NCJ Number
107791
Editor(s)
L S Wrightsman,
S M Kassin,
C E Willis
Date Published
1987
Length
264 pages
Annotation
These 12 articles include literature reviews and empirical studies focusing on the following 4 issues related to juries: (1) whether jury selection systems are effective, (2) whether jurors are able to make unbiased judgments, (3) whether juries are competent to decide complex civil cases, and (4) whether the size of the jury or the decision rule affects the verdicts.
Abstract
Most of the articles were originally published in psychological journals or law reviews. Accompanying the articles on each topic are introductions and summaries prepared by the volume's editors.
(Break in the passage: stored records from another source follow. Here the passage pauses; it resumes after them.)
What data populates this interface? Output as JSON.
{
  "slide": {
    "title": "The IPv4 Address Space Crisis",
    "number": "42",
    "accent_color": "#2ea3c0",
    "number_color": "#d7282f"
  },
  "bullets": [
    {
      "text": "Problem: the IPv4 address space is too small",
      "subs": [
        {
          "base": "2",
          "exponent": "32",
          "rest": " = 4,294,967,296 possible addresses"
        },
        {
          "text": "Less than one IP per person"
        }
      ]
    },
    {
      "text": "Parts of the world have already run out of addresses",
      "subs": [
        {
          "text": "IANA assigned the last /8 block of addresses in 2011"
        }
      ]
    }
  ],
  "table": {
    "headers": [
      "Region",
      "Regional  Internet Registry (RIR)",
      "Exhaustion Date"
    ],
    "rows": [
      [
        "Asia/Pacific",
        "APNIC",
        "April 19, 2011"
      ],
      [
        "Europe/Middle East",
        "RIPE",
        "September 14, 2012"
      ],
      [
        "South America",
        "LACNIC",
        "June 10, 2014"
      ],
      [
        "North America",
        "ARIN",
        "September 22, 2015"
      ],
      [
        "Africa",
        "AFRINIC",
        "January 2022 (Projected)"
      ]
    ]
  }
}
The papers on jury selection consider the procedures used in the Harrisburg Seven trial in 1972 and the effectiveness and the ethical appropriateness of the use of scientific jury selection. The analyses of juror bias examine differences between authoritarian and nonauthoritarian individuals, the role of nonrational factors in jury decisionmaking, and discrepancies between the bias of individual jurors and the fairness of jury verdicts. The papers on jury competence in complex civil cases focus on the impacts of the timing and wording of judges' instructions and suggest ways for remedying problems in current procedures. The analyses of jury size and the decision rule discuss research designs for studying jury size, existing literature on jury size, and outcome and process effects of shifting a majority decision rule. Chapter figures, tables, and references.